Wisconsin Association for Environmental Education – Natural Resources Foundation

Since 2018, the Natural Resources Foundation of Wisconsin funded recovery efforts for the endangered piping plover, a shorebird that could once be seen darting along the shores of the Great Lakes. Challenges including habitat loss, high water levels, predators, and even unleashed dogs diminished their populations, and by the mid 1900’s only one pair of plovers was known to nest in Wisconsin.

The piping plover was listed as a federally endangered species in 1985 and didn’t return to nest in Wisconsin until 2016. Foundation supporters made recovery efforts possible for their growing population (now up to at least 70 nesting pairs in the Midwest region!) through the creation and monitoring of breeding sites as well as banding piping plover chicks.

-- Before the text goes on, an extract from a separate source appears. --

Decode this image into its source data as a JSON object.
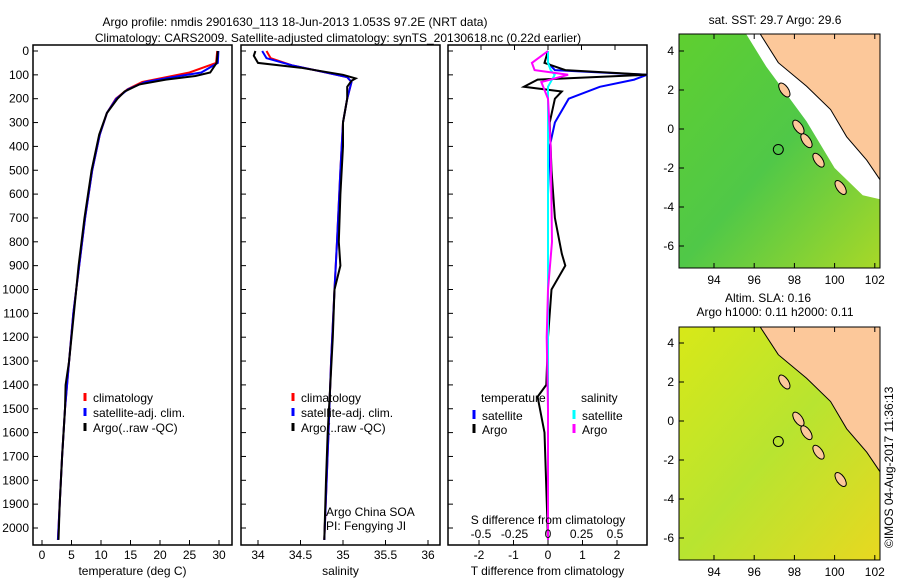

America’s Best Charities – Angel Canines & Wounded Warriors

Dustin was born with facial deformities. He needed multiple surgeries, including an ear reconstruction. His family is on a limited income, and they had a hard time paying for the surgeries. They had to turn to crowdfunding, and eventually raised enough money for the treatment. Unfortunately, Dustin’s family faced another obstacle – transportation to medical care. The best hospital that could help him was in Los Angeles, CA, more than 830 miles from his home in Denver, CO. He needed numerous round-trip flights to and from surgery and post-op appointments. Angel Canines & Wounded Warriors
provided round-trip airline tickets for Dustin and his parent, enabling him to get the care he needed. Dustin’s mom said:

“Dustin loved flying! It was the highlight of traveling back and forth for surgery and post-op appointments. We are so blessed to receive help with transportation to the life-changing medical care Dustin needed, and so thankful to Angel Canines & Wounded Warriors”

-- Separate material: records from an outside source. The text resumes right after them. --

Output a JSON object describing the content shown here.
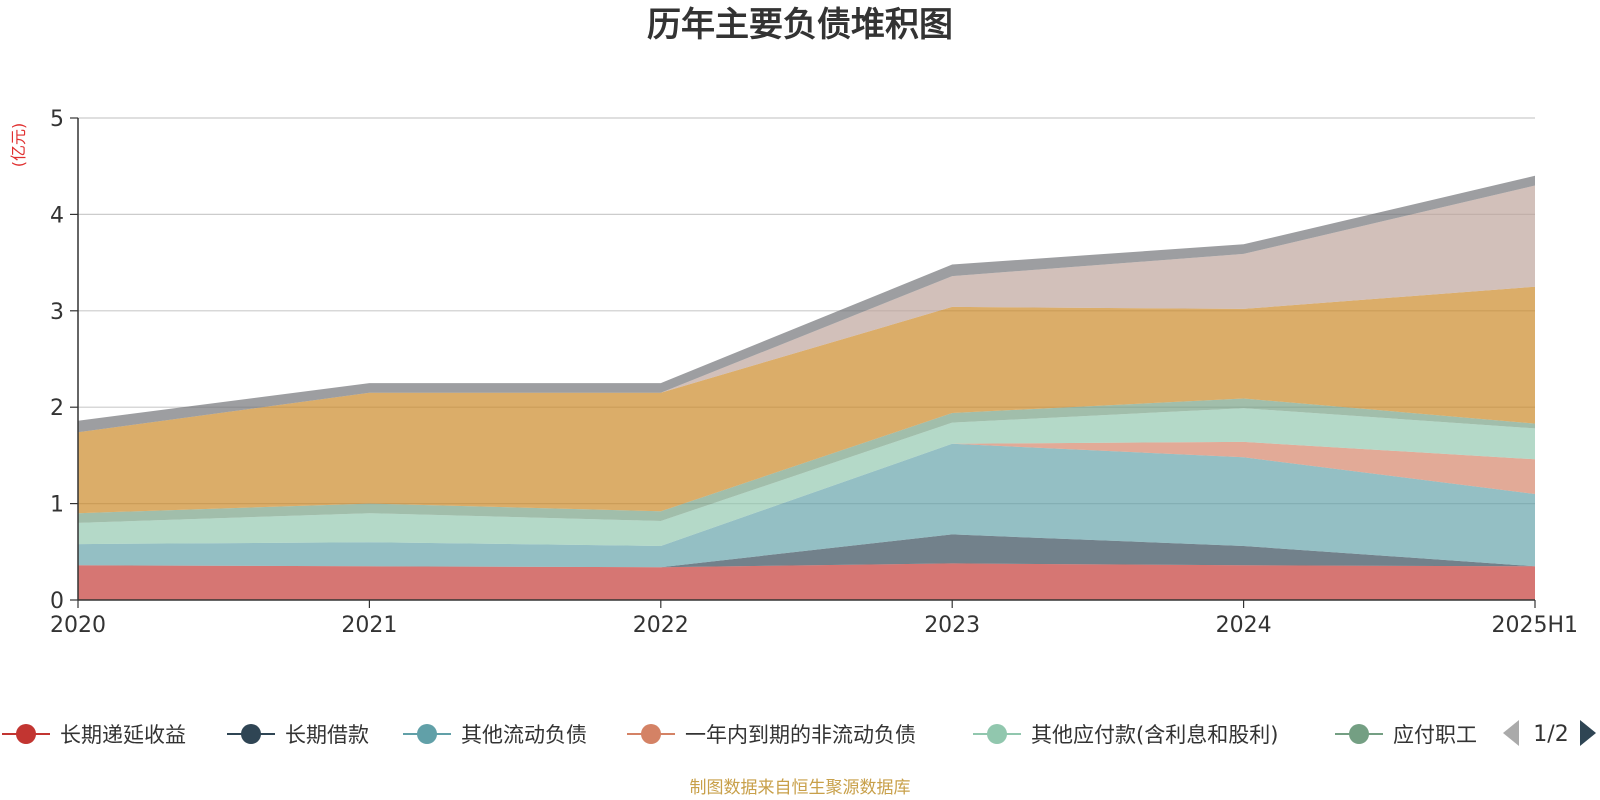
{
  "chart_data": {
    "type": "area",
    "stacked": true,
    "title": "历年主要负债堆积图",
    "unit": "(亿元)",
    "categories": [
      "2020",
      "2021",
      "2022",
      "2023",
      "2024",
      "2025H1"
    ],
    "ylim": [
      0,
      5
    ],
    "yticks": [
      "0",
      "1",
      "2",
      "3",
      "4",
      "5"
    ],
    "grid": true,
    "series": [
      {
        "name": "长期递延收益",
        "color": "#c23531",
        "values": [
          0.36,
          0.35,
          0.34,
          0.38,
          0.36,
          0.35
        ]
      },
      {
        "name": "长期借款",
        "color": "#2f4554",
        "values": [
          0.0,
          0.0,
          0.0,
          0.3,
          0.2,
          0.0
        ]
      },
      {
        "name": "其他流动负债",
        "color": "#61a0a8",
        "values": [
          0.22,
          0.25,
          0.22,
          0.94,
          0.92,
          0.75
        ]
      },
      {
        "name": "一年内到期的非流动负债",
        "color": "#d48265",
        "values": [
          0.0,
          0.0,
          0.0,
          0.0,
          0.16,
          0.36
        ]
      },
      {
        "name": "其他应付款(含利息和股利)",
        "color": "#91c7ae",
        "values": [
          0.22,
          0.3,
          0.26,
          0.22,
          0.35,
          0.32
        ]
      },
      {
        "name": "应付职工薪酬",
        "color": "#749f83",
        "values": [
          0.1,
          0.1,
          0.1,
          0.1,
          0.1,
          0.05
        ]
      },
      {
        "name": "",
        "color": "#ca8622",
        "values": [
          0.84,
          1.15,
          1.23,
          1.1,
          0.93,
          1.42
        ]
      },
      {
        "name": "",
        "color": "#bda29a",
        "values": [
          0.0,
          0.0,
          0.0,
          0.32,
          0.57,
          1.05
        ]
      },
      {
        "name": "",
        "color": "#6e7074",
        "values": [
          0.12,
          0.1,
          0.1,
          0.12,
          0.1,
          0.1
        ]
      }
    ]
  },
  "legend": {
    "items": [
      {
        "label": "长期递延收益",
        "color": "#c23531"
      },
      {
        "label": "长期借款",
        "color": "#2f4554"
      },
      {
        "label": "其他流动负债",
        "color": "#61a0a8"
      },
      {
        "label": "一年内到期的非流动负债",
        "color": "#d48265"
      },
      {
        "label": "其他应付款(含利息和股利)",
        "color": "#91c7ae"
      },
      {
        "label": "应付职工",
        "color": "#749f83"
      }
    ],
    "page_indicator": "1/2"
  },
  "source_note": "制图数据来自恒生聚源数据库"
}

America’s Charities ‐  Best Friends Animal Society

Best Friends owns nearly 3,700 acres, and we lease another 17,000 acres of state and federal land. Nearly 30,000 people visit every year to meet the animals and tour what has become the nation’s largest no-kill sanctuary for companion animals. (Best Friends Animal Society)

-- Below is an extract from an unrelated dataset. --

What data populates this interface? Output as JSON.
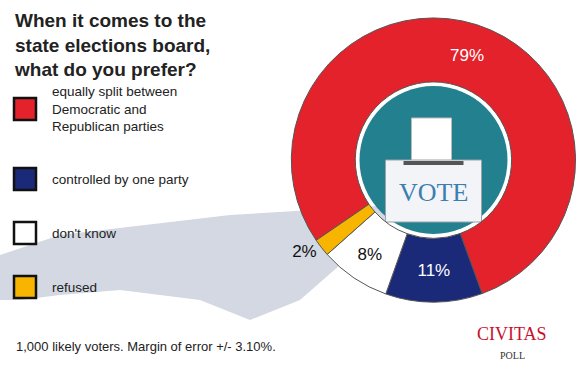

In 2017, Best Friends is able to determine that the number of dogs and cats killed in shelters nationwide has gradually been reduced to approximately 2 million annually, from 17 million in 1984. By 2019 for the first time on record, the total number of dogs and cats killed in America’s shelters for a given year has dropped below the one million mark — to about 800,000.

Global Impact ‐  Mercy Corps

At 14 years old, Fatsuma could follow the familiar path for girls her age in Niger. She could get married. She could start having babies. She could go her whole life without learning how to support herself, let alone a family. She could never build her own future. She could, but thanks in part to this goat, she won’t. Because of Mercy Corps, a Global Impact charity partner, this goat is hers.

In the Mercy Corps girls group in her village, Fatsuma gets the chance to think differently about what her life can be. In a country where hunger is chronic, poverty is rampant and opportunity for women is nonexistent, livestock like goats and cattle offer security, providing healthy milk and income to build a stronger life. For Fatsuma, the responsibility of raising her goat also comes with a sense of empowerment that is often out of reach for girls in Niger: she has the rare opportunity to earn her own money and support her family with something that is all her own

Neighbor to Nation ‐  Food for the Hungry

We believe that when communities are trained and equipped to care for their most vulnerable, the entire community is lifted and poverty can be overcome. We serve communities like Galgallo’s through life-changing resources such as clean water, medical aid, food, equal educational opportunities to girls and boys, vocational training and empowerment in the midst of unimaginable hardships.

Galgallo lives in Kenya with his mother and 5 siblings. Before Food for the Hungry entered his community there wasn’t an adequate school and children were left vulnerable. Thanks to Food for the Hungry, the community is now thriving.